For the past couple years, I’ve been asked to share about Christianity as a part of an annual world religions seminar with local high school geography classes. I get 20 minutes to give the same introduction over and over to groups of the 900-plus freshmen. At the end, I always ask for questions. They vary greatly. But with overwhelming predictability, some form of the same questions comes back again and again: “Why are there so many different kinds of churches/Christians?”
Having heard my best effort to offer a unified narrative of the story of Christianity, there’s always this puzzled question related to the apparent diversity of churches. Division does not go unnoticed—not by our young people, and not by our world.
I believe people long for, and are created for, something better than that.
Consider what they see when they look elsewhere. We’re reminded of late that society can seem more polarized by the minute. The gap between opposing political parties in our recent election is a reminder, but this has long plagued America’s political process. On election night, I heard a political analyst pull together the attempts of America’s most recent presidents to address this:
- Bill Clinton, in his 1997 inaugural address, set out to be a healer of this rift. “They (the American people) call on us instead to be repairers of the breach,” he said.
- During his 2000 campaign, George W. Bush promised to be a “uniter, not a divider.”
- At the 2004 Democratic National Convention, then-Senator Barack Obama claimed no red states or blue states, only a United States.

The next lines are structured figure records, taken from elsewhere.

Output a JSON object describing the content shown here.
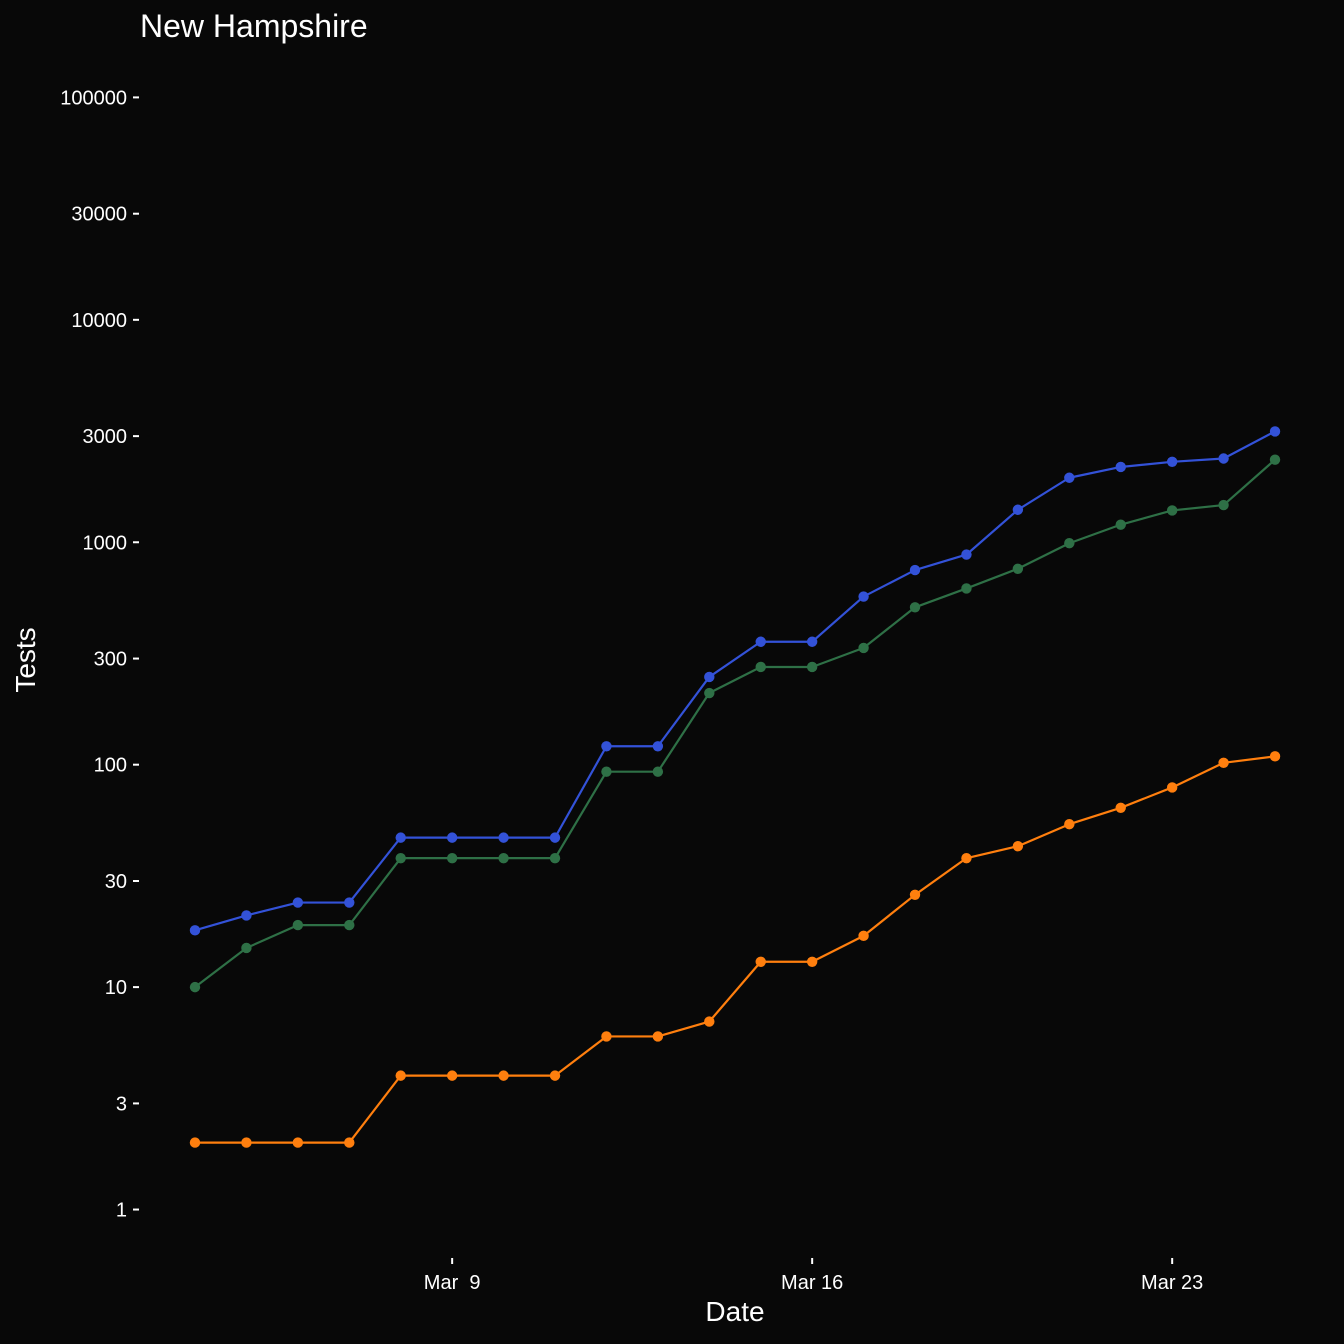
{
  "chart_data": {
    "type": "line",
    "title": "New Hampshire",
    "xlabel": "Date",
    "ylabel": "Tests",
    "y_scale": "log10",
    "ylim": [
      0.7,
      160000
    ],
    "y_ticks": [
      1,
      3,
      10,
      30,
      100,
      300,
      1000,
      3000,
      10000,
      30000,
      100000
    ],
    "x_ticks": [
      {
        "date": "2020-03-09",
        "label": "Mar  9"
      },
      {
        "date": "2020-03-16",
        "label": "Mar 16"
      },
      {
        "date": "2020-03-23",
        "label": "Mar 23"
      }
    ],
    "x": [
      "2020-03-04",
      "2020-03-05",
      "2020-03-06",
      "2020-03-07",
      "2020-03-08",
      "2020-03-09",
      "2020-03-10",
      "2020-03-11",
      "2020-03-12",
      "2020-03-13",
      "2020-03-14",
      "2020-03-15",
      "2020-03-16",
      "2020-03-17",
      "2020-03-18",
      "2020-03-19",
      "2020-03-20",
      "2020-03-21",
      "2020-03-22",
      "2020-03-23",
      "2020-03-24",
      "2020-03-25"
    ],
    "grid": false,
    "legend": "none",
    "series": [
      {
        "color": "#3352d8",
        "values": [
          18,
          21,
          24,
          24,
          47,
          47,
          47,
          47,
          121,
          121,
          248,
          357,
          357,
          570,
          750,
          880,
          1400,
          1950,
          2180,
          2300,
          2380,
          3150
        ]
      },
      {
        "color": "#2e7046",
        "values": [
          10,
          15,
          19,
          19,
          38,
          38,
          38,
          38,
          93,
          93,
          210,
          275,
          275,
          335,
          510,
          620,
          760,
          990,
          1200,
          1390,
          1470,
          2350
        ]
      },
      {
        "color": "#ff7f0e",
        "values": [
          2,
          2,
          2,
          2,
          4,
          4,
          4,
          4,
          6,
          6,
          7,
          13,
          13,
          17,
          26,
          38,
          43,
          54,
          64,
          79,
          102,
          109
        ]
      }
    ]
  }
}
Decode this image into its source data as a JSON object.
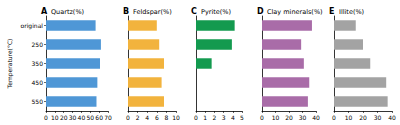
{
  "chart_data": [
    {
      "type": "bar",
      "orientation": "horizontal",
      "panel": "A",
      "title": "Quartz(%)",
      "ylabel": "Temperature(°C)",
      "categories": [
        "original",
        "250",
        "350",
        "450",
        "550"
      ],
      "values": [
        56,
        62,
        61,
        58,
        57
      ],
      "color": "#4f97d6",
      "xlim": [
        0,
        70
      ],
      "xticks": [
        0,
        10,
        20,
        30,
        40,
        50,
        60,
        70
      ],
      "grid": false
    },
    {
      "type": "bar",
      "orientation": "horizontal",
      "panel": "B",
      "title": "Feldspar(%)",
      "categories": [
        "original",
        "250",
        "350",
        "450",
        "550"
      ],
      "values": [
        6,
        6.5,
        7.5,
        7,
        7.5
      ],
      "color": "#f2b33d",
      "xlim": [
        0,
        10
      ],
      "xticks": [
        0,
        2,
        4,
        6,
        8,
        10
      ],
      "grid": false,
      "tick_labels": "x"
    },
    {
      "type": "bar",
      "orientation": "horizontal",
      "panel": "C",
      "title": "Pyrite(%)",
      "categories": [
        "original",
        "250",
        "350",
        "450",
        "550"
      ],
      "values": [
        4.2,
        3.9,
        1.7,
        0,
        0
      ],
      "color": "#139a4f",
      "xlim": [
        0,
        5
      ],
      "xticks": [
        0,
        1,
        2,
        3,
        4,
        5
      ],
      "grid": false,
      "tick_labels": "x"
    },
    {
      "type": "bar",
      "orientation": "horizontal",
      "panel": "D",
      "title": "Clay minerals(%)",
      "categories": [
        "original",
        "250",
        "350",
        "450",
        "550"
      ],
      "values": [
        37,
        29,
        31,
        35,
        34
      ],
      "color": "#a96ca8",
      "xlim": [
        0,
        40
      ],
      "xticks": [
        0,
        10,
        20,
        30,
        40
      ],
      "grid": false,
      "tick_labels": "x"
    },
    {
      "type": "bar",
      "orientation": "horizontal",
      "panel": "E",
      "title": "Illite(%)",
      "categories": [
        "original",
        "250",
        "350",
        "450",
        "550"
      ],
      "values": [
        15,
        20,
        25,
        36,
        37
      ],
      "color": "#a3a3a3",
      "xlim": [
        0,
        40
      ],
      "xticks": [
        0,
        10,
        20,
        30,
        40
      ],
      "grid": false,
      "tick_labels": "x"
    }
  ]
}
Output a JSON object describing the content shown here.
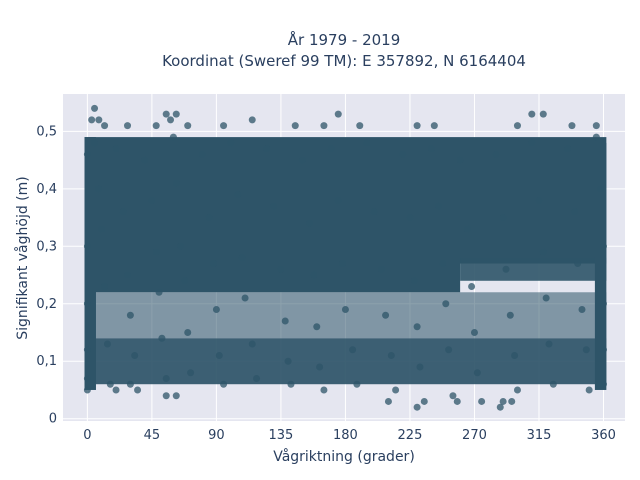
{
  "chart_data": {
    "type": "scatter",
    "title_line1": "År 1979 - 2019",
    "title_line2": "Koordinat (Sweref 99 TM): E 357892, N 6164404",
    "xlabel": "Vågriktning (grader)",
    "ylabel": "Signifikant våghöjd (m)",
    "xlim": [
      -17,
      375
    ],
    "ylim": [
      -0.004,
      0.565
    ],
    "x_ticks": [
      0,
      45,
      90,
      135,
      180,
      225,
      270,
      315,
      360
    ],
    "x_tick_labels": [
      "0",
      "45",
      "90",
      "135",
      "180",
      "225",
      "270",
      "315",
      "360"
    ],
    "y_ticks": [
      0,
      0.1,
      0.2,
      0.3,
      0.4,
      0.5
    ],
    "y_tick_labels": [
      "0",
      "0,1",
      "0,2",
      "0,3",
      "0,4",
      "0,5"
    ],
    "grid": true,
    "colors": {
      "marker": "#2e5468",
      "plot_background": "#e5e6f0",
      "text": "#2a3f5f"
    },
    "series": [
      {
        "points": [
          [
            3,
            0.52
          ],
          [
            5,
            0.54
          ],
          [
            8,
            0.52
          ],
          [
            12,
            0.51
          ],
          [
            28,
            0.51
          ],
          [
            48,
            0.51
          ],
          [
            55,
            0.53
          ],
          [
            58,
            0.52
          ],
          [
            62,
            0.53
          ],
          [
            70,
            0.51
          ],
          [
            95,
            0.51
          ],
          [
            115,
            0.52
          ],
          [
            145,
            0.51
          ],
          [
            165,
            0.51
          ],
          [
            175,
            0.53
          ],
          [
            190,
            0.51
          ],
          [
            230,
            0.51
          ],
          [
            242,
            0.51
          ],
          [
            300,
            0.51
          ],
          [
            310,
            0.53
          ],
          [
            318,
            0.53
          ],
          [
            338,
            0.51
          ],
          [
            355,
            0.51
          ],
          [
            0,
            0.46
          ],
          [
            0,
            0.3
          ],
          [
            0,
            0.2
          ],
          [
            0,
            0.12
          ],
          [
            0,
            0.07
          ],
          [
            0,
            0.05
          ],
          [
            5,
            0.48
          ],
          [
            8,
            0.4
          ],
          [
            10,
            0.33
          ],
          [
            12,
            0.23
          ],
          [
            14,
            0.13
          ],
          [
            16,
            0.06
          ],
          [
            20,
            0.47
          ],
          [
            25,
            0.36
          ],
          [
            28,
            0.25
          ],
          [
            30,
            0.18
          ],
          [
            33,
            0.11
          ],
          [
            35,
            0.05
          ],
          [
            40,
            0.45
          ],
          [
            45,
            0.38
          ],
          [
            48,
            0.29
          ],
          [
            50,
            0.22
          ],
          [
            52,
            0.14
          ],
          [
            55,
            0.07
          ],
          [
            60,
            0.49
          ],
          [
            62,
            0.41
          ],
          [
            65,
            0.3
          ],
          [
            68,
            0.24
          ],
          [
            70,
            0.15
          ],
          [
            72,
            0.08
          ],
          [
            80,
            0.46
          ],
          [
            85,
            0.35
          ],
          [
            88,
            0.27
          ],
          [
            90,
            0.19
          ],
          [
            92,
            0.11
          ],
          [
            95,
            0.06
          ],
          [
            100,
            0.48
          ],
          [
            105,
            0.39
          ],
          [
            108,
            0.28
          ],
          [
            110,
            0.21
          ],
          [
            115,
            0.13
          ],
          [
            118,
            0.07
          ],
          [
            125,
            0.47
          ],
          [
            130,
            0.37
          ],
          [
            135,
            0.26
          ],
          [
            138,
            0.17
          ],
          [
            140,
            0.1
          ],
          [
            142,
            0.06
          ],
          [
            150,
            0.45
          ],
          [
            155,
            0.34
          ],
          [
            158,
            0.25
          ],
          [
            160,
            0.16
          ],
          [
            162,
            0.09
          ],
          [
            165,
            0.05
          ],
          [
            170,
            0.47
          ],
          [
            175,
            0.38
          ],
          [
            178,
            0.27
          ],
          [
            180,
            0.19
          ],
          [
            185,
            0.12
          ],
          [
            188,
            0.06
          ],
          [
            195,
            0.48
          ],
          [
            200,
            0.36
          ],
          [
            205,
            0.26
          ],
          [
            208,
            0.18
          ],
          [
            212,
            0.11
          ],
          [
            215,
            0.05
          ],
          [
            220,
            0.46
          ],
          [
            225,
            0.35
          ],
          [
            228,
            0.24
          ],
          [
            230,
            0.16
          ],
          [
            232,
            0.09
          ],
          [
            235,
            0.03
          ],
          [
            240,
            0.47
          ],
          [
            245,
            0.37
          ],
          [
            248,
            0.27
          ],
          [
            250,
            0.2
          ],
          [
            252,
            0.12
          ],
          [
            255,
            0.04
          ],
          [
            260,
            0.45
          ],
          [
            265,
            0.33
          ],
          [
            268,
            0.23
          ],
          [
            270,
            0.15
          ],
          [
            272,
            0.08
          ],
          [
            275,
            0.03
          ],
          [
            285,
            0.46
          ],
          [
            290,
            0.35
          ],
          [
            292,
            0.26
          ],
          [
            295,
            0.18
          ],
          [
            298,
            0.11
          ],
          [
            300,
            0.05
          ],
          [
            310,
            0.48
          ],
          [
            315,
            0.38
          ],
          [
            318,
            0.29
          ],
          [
            320,
            0.21
          ],
          [
            322,
            0.13
          ],
          [
            325,
            0.06
          ],
          [
            335,
            0.47
          ],
          [
            340,
            0.36
          ],
          [
            342,
            0.27
          ],
          [
            345,
            0.19
          ],
          [
            348,
            0.12
          ],
          [
            350,
            0.05
          ],
          [
            355,
            0.49
          ],
          [
            358,
            0.4
          ],
          [
            360,
            0.3
          ],
          [
            360,
            0.2
          ],
          [
            360,
            0.12
          ],
          [
            360,
            0.06
          ],
          [
            55,
            0.04
          ],
          [
            62,
            0.04
          ],
          [
            210,
            0.03
          ],
          [
            230,
            0.02
          ],
          [
            258,
            0.03
          ],
          [
            288,
            0.02
          ],
          [
            290,
            0.03
          ],
          [
            296,
            0.03
          ],
          [
            30,
            0.06
          ],
          [
            20,
            0.05
          ]
        ]
      }
    ]
  }
}
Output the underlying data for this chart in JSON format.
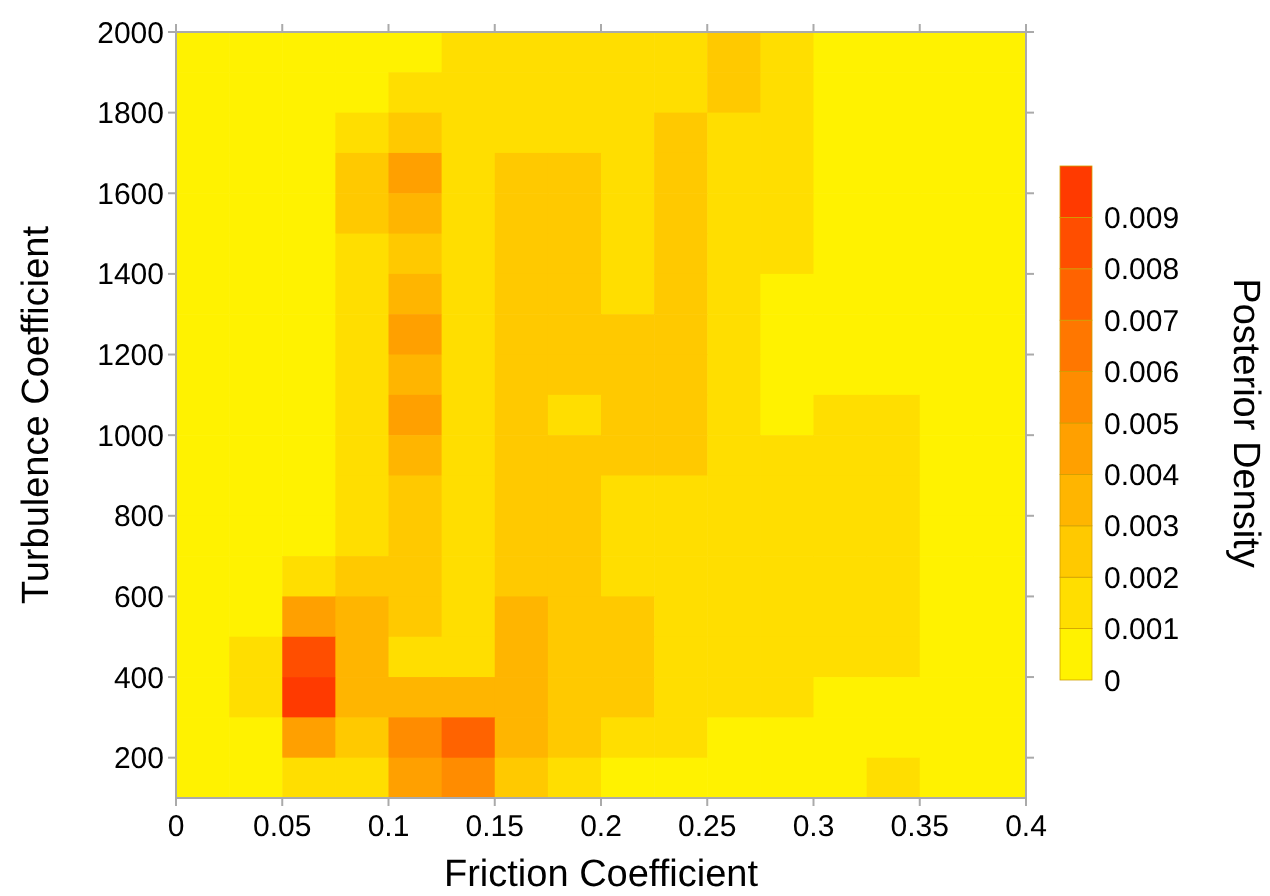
{
  "chart_data": {
    "type": "heatmap",
    "xlabel": "Friction Coefficient",
    "ylabel": "Turbulence Coefficient",
    "clabel": "Posterior Density",
    "x": [
      0.0125,
      0.0375,
      0.0625,
      0.0875,
      0.1125,
      0.1375,
      0.1625,
      0.1875,
      0.2125,
      0.2375,
      0.2625,
      0.2875,
      0.3125,
      0.3375,
      0.3625,
      0.3875
    ],
    "y": [
      1950,
      1850,
      1750,
      1650,
      1550,
      1450,
      1350,
      1250,
      1150,
      1050,
      950,
      850,
      750,
      650,
      550,
      450,
      350,
      250,
      150
    ],
    "xlim": [
      0,
      0.4
    ],
    "xticks": [
      0,
      0.05,
      0.1,
      0.15,
      0.2,
      0.25,
      0.3,
      0.35,
      0.4
    ],
    "ylim": [
      100,
      2000
    ],
    "yticks": [
      200,
      400,
      600,
      800,
      1000,
      1200,
      1400,
      1600,
      1800,
      2000
    ],
    "clim": [
      0,
      0.01
    ],
    "cticks": [
      0,
      0.001,
      0.002,
      0.003,
      0.004,
      0.005,
      0.006,
      0.007,
      0.008,
      0.009
    ],
    "cells": [
      [
        0.0005,
        0.0005,
        0.0005,
        0.0005,
        0.0005,
        0.0015,
        0.0015,
        0.0015,
        0.0015,
        0.0015,
        0.0025,
        0.0015,
        0.0005,
        0.0005,
        0.0005,
        0.0005
      ],
      [
        0.0005,
        0.0005,
        0.0005,
        0.0005,
        0.0015,
        0.0015,
        0.0015,
        0.0015,
        0.0015,
        0.0015,
        0.0025,
        0.0015,
        0.0005,
        0.0005,
        0.0005,
        0.0005
      ],
      [
        0.0005,
        0.0005,
        0.0005,
        0.0015,
        0.0025,
        0.0015,
        0.0015,
        0.0015,
        0.0015,
        0.0025,
        0.0015,
        0.0015,
        0.0005,
        0.0005,
        0.0005,
        0.0005
      ],
      [
        0.0005,
        0.0005,
        0.0005,
        0.0025,
        0.0045,
        0.0015,
        0.0025,
        0.0025,
        0.0015,
        0.0025,
        0.0015,
        0.0015,
        0.0005,
        0.0005,
        0.0005,
        0.0005
      ],
      [
        0.0005,
        0.0005,
        0.0005,
        0.0025,
        0.0035,
        0.0015,
        0.0025,
        0.0025,
        0.0015,
        0.0025,
        0.0015,
        0.0015,
        0.0005,
        0.0005,
        0.0005,
        0.0005
      ],
      [
        0.0005,
        0.0005,
        0.0005,
        0.0015,
        0.0025,
        0.0015,
        0.0025,
        0.0025,
        0.0015,
        0.0025,
        0.0015,
        0.0015,
        0.0005,
        0.0005,
        0.0005,
        0.0005
      ],
      [
        0.0005,
        0.0005,
        0.0005,
        0.0015,
        0.0035,
        0.0015,
        0.0025,
        0.0025,
        0.0015,
        0.0025,
        0.0015,
        0.0005,
        0.0005,
        0.0005,
        0.0005,
        0.0005
      ],
      [
        0.0005,
        0.0005,
        0.0005,
        0.0015,
        0.0045,
        0.0015,
        0.0025,
        0.0025,
        0.0025,
        0.0025,
        0.0015,
        0.0005,
        0.0005,
        0.0005,
        0.0005,
        0.0005
      ],
      [
        0.0005,
        0.0005,
        0.0005,
        0.0015,
        0.0035,
        0.0015,
        0.0025,
        0.0025,
        0.0025,
        0.0025,
        0.0015,
        0.0005,
        0.0005,
        0.0005,
        0.0005,
        0.0005
      ],
      [
        0.0005,
        0.0005,
        0.0005,
        0.0015,
        0.0045,
        0.0015,
        0.0025,
        0.0015,
        0.0025,
        0.0025,
        0.0015,
        0.0005,
        0.0015,
        0.0015,
        0.0005,
        0.0005
      ],
      [
        0.0005,
        0.0005,
        0.0005,
        0.0015,
        0.0035,
        0.0015,
        0.0025,
        0.0025,
        0.0025,
        0.0025,
        0.0015,
        0.0015,
        0.0015,
        0.0015,
        0.0005,
        0.0005
      ],
      [
        0.0005,
        0.0005,
        0.0005,
        0.0015,
        0.0025,
        0.0015,
        0.0025,
        0.0025,
        0.0015,
        0.0015,
        0.0015,
        0.0015,
        0.0015,
        0.0015,
        0.0005,
        0.0005
      ],
      [
        0.0005,
        0.0005,
        0.0005,
        0.0015,
        0.0025,
        0.0015,
        0.0025,
        0.0025,
        0.0015,
        0.0015,
        0.0015,
        0.0015,
        0.0015,
        0.0015,
        0.0005,
        0.0005
      ],
      [
        0.0005,
        0.0005,
        0.0015,
        0.0025,
        0.0025,
        0.0015,
        0.0025,
        0.0025,
        0.0015,
        0.0015,
        0.0015,
        0.0015,
        0.0015,
        0.0015,
        0.0005,
        0.0005
      ],
      [
        0.0005,
        0.0005,
        0.0045,
        0.0035,
        0.0025,
        0.0015,
        0.0035,
        0.0025,
        0.0025,
        0.0015,
        0.0015,
        0.0015,
        0.0015,
        0.0015,
        0.0005,
        0.0005
      ],
      [
        0.0005,
        0.0015,
        0.0085,
        0.0035,
        0.0015,
        0.0015,
        0.0035,
        0.0025,
        0.0025,
        0.0015,
        0.0015,
        0.0015,
        0.0015,
        0.0015,
        0.0005,
        0.0005
      ],
      [
        0.0005,
        0.0015,
        0.0095,
        0.0035,
        0.0035,
        0.0035,
        0.0035,
        0.0025,
        0.0025,
        0.0015,
        0.0015,
        0.0015,
        0.0005,
        0.0005,
        0.0005,
        0.0005
      ],
      [
        0.0005,
        0.0005,
        0.0045,
        0.0025,
        0.0055,
        0.0075,
        0.0035,
        0.0025,
        0.0015,
        0.0015,
        0.0005,
        0.0005,
        0.0005,
        0.0005,
        0.0005,
        0.0005
      ],
      [
        0.0005,
        0.0005,
        0.0015,
        0.0015,
        0.0045,
        0.0055,
        0.0025,
        0.0015,
        0.0005,
        0.0005,
        0.0005,
        0.0005,
        0.0005,
        0.0015,
        0.0005,
        0.0005
      ]
    ]
  }
}
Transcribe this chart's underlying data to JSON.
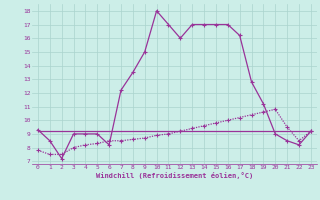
{
  "xlabel": "Windchill (Refroidissement éolien,°C)",
  "bg_color": "#cceee8",
  "grid_color": "#aad4ce",
  "line_color": "#993399",
  "xlim": [
    -0.5,
    23.5
  ],
  "ylim": [
    6.8,
    18.5
  ],
  "yticks": [
    7,
    8,
    9,
    10,
    11,
    12,
    13,
    14,
    15,
    16,
    17,
    18
  ],
  "xticks": [
    0,
    1,
    2,
    3,
    4,
    5,
    6,
    7,
    8,
    9,
    10,
    11,
    12,
    13,
    14,
    15,
    16,
    17,
    18,
    19,
    20,
    21,
    22,
    23
  ],
  "line1_x": [
    0,
    23
  ],
  "line1_y": [
    9.2,
    9.2
  ],
  "line2_x": [
    0,
    1,
    2,
    3,
    4,
    5,
    6,
    7,
    8,
    9,
    10,
    11,
    12,
    13,
    14,
    15,
    16,
    17,
    18,
    19,
    20,
    21,
    22,
    23
  ],
  "line2_y": [
    7.8,
    7.5,
    7.5,
    8.0,
    8.2,
    8.3,
    8.5,
    8.5,
    8.6,
    8.7,
    8.9,
    9.0,
    9.2,
    9.4,
    9.6,
    9.8,
    10.0,
    10.2,
    10.4,
    10.6,
    10.8,
    9.5,
    8.5,
    9.2
  ],
  "line3_x": [
    0,
    1,
    2,
    3,
    4,
    5,
    6,
    7,
    8,
    9,
    10,
    11,
    12,
    13,
    14,
    15,
    16,
    17,
    18,
    19,
    20,
    21,
    22,
    23
  ],
  "line3_y": [
    9.3,
    8.5,
    7.2,
    9.0,
    9.0,
    9.0,
    8.2,
    12.2,
    13.5,
    15.0,
    18.0,
    17.0,
    16.0,
    17.0,
    17.0,
    17.0,
    17.0,
    16.2,
    12.8,
    11.2,
    9.0,
    8.5,
    8.2,
    9.2
  ],
  "marker_style": "+",
  "marker_size": 3.5,
  "linewidth": 0.9
}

We’ve seen many years of hoping, by vastly different presidents, to bring together what has only grown—as proven this election cycle—further and further apart. Recent data suggests voters in both parties say the opposing party makes them “afraid.”
Bewildered by all the discord, the church has an opportunity to stand in stark contrast. I would suggest this frustration may send people looking for a sense of unity that transcends the divisiveness they see on the news networks. Will they find it?
An opportunity to embody unity
With the world’s divisions in view, I am drawn to spend more time thinking about the opportunity presented for the church’s witness. Many opportunities are held before a struggling American church. One of these is unity. As the chasms that divide us are ever-widening, Christians ought to turn their gaze to this opportunity to reclaim their prophetic witness. The church needs to model for an increasingly polarized society what it looks like to experience unity in diversity.
We need to foster Christian communities that are consumed by cooperation, not competition. Our congregations and their leaders need to come together to lift up what they hold in common, rather than murmuring about their differences behind closed doors. We need to open avenues for the world to understand the unified community of Christ, rather than emphasize the uniqueness of one part, lest we forget our own affirmation of God’s reconciling work in the hearts of those outside our own tradition.
This task will require rethinking at the highest levels. Our denominations need to hold Christian unity over denominational distinctiveness. We need denominational structures that unite, not divide. But I’m inclined here to point us back to the bottom of religious circles, where demonstrations of the uniting love of Christ can be found more readily.
From the bottom up
I serve with a church staff that is committed to supporting kingdom growth above our church growth, to praying in worship each week for those who worship down the street or around the corner, and to building bridges with leaders in our city. Within the last month, I have been a part of multi-denominational efforts that enabled Christians to display the love of Christ through service projects for homeowners across our city and an area-wide collaboration that helped create worship experiences for the thousands of teenagers in our districts, and I met with ministers from other churches to support and encourage the work of the kingdom.
Is there space in your church’s life to celebrate the fact the kingdom of God is bigger than this Christian tradition or that one? Does our worship and communal life celebrate the rich theological and historical tradition so many hold in common? Do our Christian brothers and sisters have a framework of belief that leaves room for others who hold in common this faith in Christ.
If not, then our gospel isn’t big enough.
The kingdom is now—and will certainly be in its fullness—composed of a rich diversity of believers and traditions. If our Christian faith fails to embody this, then whose cause are we advancing?
The ears of ninth graders hear me tell the Christian story and immediately notice its contradiction with what their eyes are seeing. I remind them of a Christ who unifies us despite our plurality.
I hope I’m telling the truth. It is a truth our world is looking for. It is a reality the world will find nowhere else. Can it be found in your community?
Might we and our churches embrace Christ’s call to make known the love of God as we love one another.